La Cour Pénale Internationale face à la France

Demain, les députés examineront en première lecture le projet de loi autorisant la ratification du statut de la Cour Pénale Internationale. Adopté en juillet 1998, ce statut a su hanter les couloirs de nos assemblées en raison du suivi minutieux du processus constitutionnel. Après que le Conseil Constitutionnel se soit prononcé sur l’incompatibilité de certaines dispositions du statut avec le texte alors en vigueur, les députés et sénateurs revêtant leur tenue de pouvoir constituant dérivé, prirent le chemin de Versailles, et révisèrent notre loi fondamentale en indiquant que la France peut reconnaître la compétence de la Cour Pénale Internationale.

Mais cette révision n’opérait pas pour autant autorisation de ratification du Traité. C’est pourquoi, le gouvernement a été dans l’obligation de déposer un projet de loi - ce qui a été fait le 31 décembre - afin que le Parlement autorise le Président de la République à ratifier le traité portant statut de la Cour Pénale Internationale. C’est ce texte qui devrait être adopté cette semaine par les députés mais d’ores et déjà la politique française est mise en cause notamment par la Commission des Affaires Etrangères de l’Assemblée Nationale. Dans son rapport sur ce projet de loi, Pierre Brana critique un article : l’article 124. L’article 124 de la Convention introduit à l’initiative de la France, à la fin de la négociation de Rome permet à un Etat qui devient partie au Statut, de décliner pendant sept ans la compétence de la Cour pour les crimes de guerre lorsqu’il est allégué qu’un tel crime a été commis sur son territoire ou par ses ressortissants. Cette déclaration peut être retirée à tout moment.

En cédant à l’influence du ministère de la défense craignant de voir des poursuites engagées contre les militaires français en opérations extérieures [notamment au sein de mission des Nations Unies], la France a annoncé qu’elle utiliserait cette faculté et, à ce jour elle est le seul signataire à avoir manifesté une telle intention. Une note d’orientation de la Commission Nationale Consultative des Droits de l’Homme du 15 février 1999 condamnait ce recours à l’article 124. La Commission des Affaires Etrangères indique notamment que «  L’utilisation de l’article 124 par la France serait néfaste, elle conférerait une fausse protection aux militaires français, protection qui pourrait se retourner contre eux et heurter leur sens de l’honneur. ».

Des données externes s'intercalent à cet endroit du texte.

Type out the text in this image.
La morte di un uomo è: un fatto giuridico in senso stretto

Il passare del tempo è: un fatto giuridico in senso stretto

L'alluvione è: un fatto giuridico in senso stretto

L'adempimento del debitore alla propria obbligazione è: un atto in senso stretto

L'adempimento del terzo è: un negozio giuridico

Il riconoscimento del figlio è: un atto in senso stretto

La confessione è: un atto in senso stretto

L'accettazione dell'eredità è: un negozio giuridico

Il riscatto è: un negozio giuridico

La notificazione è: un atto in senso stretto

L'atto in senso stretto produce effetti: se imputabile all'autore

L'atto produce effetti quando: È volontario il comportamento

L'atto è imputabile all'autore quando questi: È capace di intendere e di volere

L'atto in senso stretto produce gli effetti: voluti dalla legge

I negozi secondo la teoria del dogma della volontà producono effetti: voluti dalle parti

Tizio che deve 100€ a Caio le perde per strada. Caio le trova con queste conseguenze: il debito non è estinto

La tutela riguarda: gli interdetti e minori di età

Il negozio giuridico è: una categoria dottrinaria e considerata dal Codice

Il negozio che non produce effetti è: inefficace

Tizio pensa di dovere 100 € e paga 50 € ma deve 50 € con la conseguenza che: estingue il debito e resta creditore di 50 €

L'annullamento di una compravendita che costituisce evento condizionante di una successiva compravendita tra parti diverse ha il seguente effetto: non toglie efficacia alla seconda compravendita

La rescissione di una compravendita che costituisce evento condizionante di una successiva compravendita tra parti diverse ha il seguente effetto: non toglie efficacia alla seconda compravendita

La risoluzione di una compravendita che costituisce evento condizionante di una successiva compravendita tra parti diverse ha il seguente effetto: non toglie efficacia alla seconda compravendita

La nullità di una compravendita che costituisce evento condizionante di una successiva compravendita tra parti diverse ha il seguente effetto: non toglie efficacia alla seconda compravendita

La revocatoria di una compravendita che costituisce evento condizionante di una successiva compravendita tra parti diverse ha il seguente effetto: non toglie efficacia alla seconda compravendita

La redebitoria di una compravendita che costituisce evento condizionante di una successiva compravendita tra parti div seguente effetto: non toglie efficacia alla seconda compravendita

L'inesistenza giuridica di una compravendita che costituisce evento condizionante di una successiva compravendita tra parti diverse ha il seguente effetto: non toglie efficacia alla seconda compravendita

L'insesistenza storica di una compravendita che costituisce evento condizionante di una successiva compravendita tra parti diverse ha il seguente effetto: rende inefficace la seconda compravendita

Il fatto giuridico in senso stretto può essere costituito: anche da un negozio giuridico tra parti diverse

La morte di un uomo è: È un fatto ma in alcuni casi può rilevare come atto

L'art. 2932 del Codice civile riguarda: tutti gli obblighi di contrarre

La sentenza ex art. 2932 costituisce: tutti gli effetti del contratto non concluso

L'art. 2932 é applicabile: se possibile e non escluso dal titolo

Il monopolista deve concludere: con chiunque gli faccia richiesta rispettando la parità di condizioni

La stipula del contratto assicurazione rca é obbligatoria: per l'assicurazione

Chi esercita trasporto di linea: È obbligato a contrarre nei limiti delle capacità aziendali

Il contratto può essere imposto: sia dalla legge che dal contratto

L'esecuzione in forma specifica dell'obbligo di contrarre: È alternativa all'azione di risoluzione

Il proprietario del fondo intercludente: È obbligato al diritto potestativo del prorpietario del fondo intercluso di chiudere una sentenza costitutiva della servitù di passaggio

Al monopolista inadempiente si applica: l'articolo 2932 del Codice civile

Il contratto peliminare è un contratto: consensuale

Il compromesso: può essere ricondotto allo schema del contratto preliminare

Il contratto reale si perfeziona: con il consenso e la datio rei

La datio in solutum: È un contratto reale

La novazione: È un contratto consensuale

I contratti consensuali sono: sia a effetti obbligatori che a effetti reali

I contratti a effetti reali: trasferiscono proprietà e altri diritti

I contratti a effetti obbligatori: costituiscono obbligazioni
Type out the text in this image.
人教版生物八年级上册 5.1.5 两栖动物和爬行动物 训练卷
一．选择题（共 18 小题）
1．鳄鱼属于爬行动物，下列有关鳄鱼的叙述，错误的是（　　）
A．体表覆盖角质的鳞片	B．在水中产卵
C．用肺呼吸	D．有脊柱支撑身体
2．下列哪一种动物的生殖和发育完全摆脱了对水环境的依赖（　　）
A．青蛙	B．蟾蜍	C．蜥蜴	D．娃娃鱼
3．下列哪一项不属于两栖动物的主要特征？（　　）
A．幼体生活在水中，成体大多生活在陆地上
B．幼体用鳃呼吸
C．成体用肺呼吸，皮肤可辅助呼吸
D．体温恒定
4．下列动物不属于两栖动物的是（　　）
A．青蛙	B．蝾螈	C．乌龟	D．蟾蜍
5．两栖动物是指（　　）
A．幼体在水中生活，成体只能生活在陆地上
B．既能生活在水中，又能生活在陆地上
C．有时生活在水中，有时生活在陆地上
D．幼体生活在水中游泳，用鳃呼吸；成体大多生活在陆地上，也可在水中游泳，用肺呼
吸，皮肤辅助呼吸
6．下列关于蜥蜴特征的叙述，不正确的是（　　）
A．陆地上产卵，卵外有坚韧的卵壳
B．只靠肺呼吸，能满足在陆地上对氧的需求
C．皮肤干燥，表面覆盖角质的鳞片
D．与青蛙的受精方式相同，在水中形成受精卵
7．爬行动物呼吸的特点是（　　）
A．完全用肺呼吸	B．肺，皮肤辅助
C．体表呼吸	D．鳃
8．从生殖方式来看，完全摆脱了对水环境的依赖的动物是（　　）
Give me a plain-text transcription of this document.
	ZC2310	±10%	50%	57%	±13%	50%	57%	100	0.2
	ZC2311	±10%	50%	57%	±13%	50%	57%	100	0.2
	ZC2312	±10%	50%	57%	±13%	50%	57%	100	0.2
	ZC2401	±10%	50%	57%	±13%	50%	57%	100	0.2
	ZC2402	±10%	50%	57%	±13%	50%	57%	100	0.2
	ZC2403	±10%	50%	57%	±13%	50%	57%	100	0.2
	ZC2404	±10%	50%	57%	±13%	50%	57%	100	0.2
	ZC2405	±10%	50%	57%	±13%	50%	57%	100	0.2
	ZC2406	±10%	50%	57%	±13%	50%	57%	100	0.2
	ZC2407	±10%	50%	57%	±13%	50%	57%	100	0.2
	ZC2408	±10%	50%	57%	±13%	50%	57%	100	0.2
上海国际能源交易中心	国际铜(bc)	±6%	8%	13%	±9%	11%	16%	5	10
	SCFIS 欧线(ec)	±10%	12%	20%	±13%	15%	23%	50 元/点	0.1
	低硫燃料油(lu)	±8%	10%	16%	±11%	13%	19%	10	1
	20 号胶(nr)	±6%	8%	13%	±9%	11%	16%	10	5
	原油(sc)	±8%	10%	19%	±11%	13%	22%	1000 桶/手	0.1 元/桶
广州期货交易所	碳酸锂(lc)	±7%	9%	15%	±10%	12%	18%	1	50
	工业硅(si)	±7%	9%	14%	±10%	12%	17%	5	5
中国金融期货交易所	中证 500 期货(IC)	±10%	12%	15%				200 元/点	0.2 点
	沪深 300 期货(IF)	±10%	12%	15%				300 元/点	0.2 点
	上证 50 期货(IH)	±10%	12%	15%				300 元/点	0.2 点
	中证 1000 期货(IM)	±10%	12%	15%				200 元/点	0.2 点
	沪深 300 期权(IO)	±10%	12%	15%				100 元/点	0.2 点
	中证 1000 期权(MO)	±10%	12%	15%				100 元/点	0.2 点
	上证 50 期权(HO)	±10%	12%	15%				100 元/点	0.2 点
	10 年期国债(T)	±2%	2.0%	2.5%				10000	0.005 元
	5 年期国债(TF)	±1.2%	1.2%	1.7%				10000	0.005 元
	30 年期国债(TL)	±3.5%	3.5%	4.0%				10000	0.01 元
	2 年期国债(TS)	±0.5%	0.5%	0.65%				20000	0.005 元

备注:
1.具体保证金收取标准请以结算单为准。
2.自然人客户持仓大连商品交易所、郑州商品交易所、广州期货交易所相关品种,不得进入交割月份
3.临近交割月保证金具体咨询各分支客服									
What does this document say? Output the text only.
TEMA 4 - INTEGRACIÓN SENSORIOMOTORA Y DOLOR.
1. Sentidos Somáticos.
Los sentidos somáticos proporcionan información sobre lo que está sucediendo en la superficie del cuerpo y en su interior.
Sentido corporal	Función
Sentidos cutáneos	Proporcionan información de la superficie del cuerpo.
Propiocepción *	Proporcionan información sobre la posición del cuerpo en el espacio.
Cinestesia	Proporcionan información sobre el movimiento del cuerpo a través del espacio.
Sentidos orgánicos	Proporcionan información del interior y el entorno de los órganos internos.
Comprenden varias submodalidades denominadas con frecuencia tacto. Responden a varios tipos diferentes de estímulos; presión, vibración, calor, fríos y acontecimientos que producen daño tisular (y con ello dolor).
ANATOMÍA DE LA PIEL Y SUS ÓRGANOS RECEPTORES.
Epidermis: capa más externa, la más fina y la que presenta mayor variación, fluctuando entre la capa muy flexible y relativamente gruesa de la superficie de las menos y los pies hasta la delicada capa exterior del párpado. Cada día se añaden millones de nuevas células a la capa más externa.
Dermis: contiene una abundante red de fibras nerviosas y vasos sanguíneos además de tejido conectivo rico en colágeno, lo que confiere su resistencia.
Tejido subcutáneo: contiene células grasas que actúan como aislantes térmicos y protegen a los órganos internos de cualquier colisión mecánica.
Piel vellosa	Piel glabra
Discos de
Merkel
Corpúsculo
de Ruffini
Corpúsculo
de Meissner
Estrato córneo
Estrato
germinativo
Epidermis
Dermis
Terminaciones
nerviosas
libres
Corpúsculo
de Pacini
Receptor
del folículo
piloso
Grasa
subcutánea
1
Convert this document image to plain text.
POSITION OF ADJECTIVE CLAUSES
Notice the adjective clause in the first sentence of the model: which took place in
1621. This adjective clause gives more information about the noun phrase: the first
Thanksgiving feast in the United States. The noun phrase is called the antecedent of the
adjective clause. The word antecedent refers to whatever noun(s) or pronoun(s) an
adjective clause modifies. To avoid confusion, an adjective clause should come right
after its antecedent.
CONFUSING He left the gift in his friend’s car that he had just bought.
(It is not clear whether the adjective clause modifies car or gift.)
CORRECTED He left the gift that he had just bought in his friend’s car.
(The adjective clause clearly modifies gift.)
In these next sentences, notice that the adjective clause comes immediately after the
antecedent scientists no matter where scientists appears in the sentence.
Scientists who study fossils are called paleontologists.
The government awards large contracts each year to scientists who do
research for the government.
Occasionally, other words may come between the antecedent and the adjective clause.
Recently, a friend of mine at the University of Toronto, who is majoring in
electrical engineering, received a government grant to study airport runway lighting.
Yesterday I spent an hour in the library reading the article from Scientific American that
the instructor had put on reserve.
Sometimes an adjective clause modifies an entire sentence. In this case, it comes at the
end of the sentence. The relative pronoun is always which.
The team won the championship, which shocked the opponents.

En outre, l’argument des Ministères selon lequel un risque d’encombrement de la juridiction serait possible ne tient pas. En effet, il existera au sein de la Cour Pénale Internationale une Chambre préliminaire, sorte de chambre d’accusation à la française, chargée de filtrer les requêtes et notamment d’écarter celles ouvertement non fondées. Néanmoins, les ministères restent sur leur position. Hélas, cela risque d’être le premier accroc au fonctionnement de cette future cour criminelle au niveau international.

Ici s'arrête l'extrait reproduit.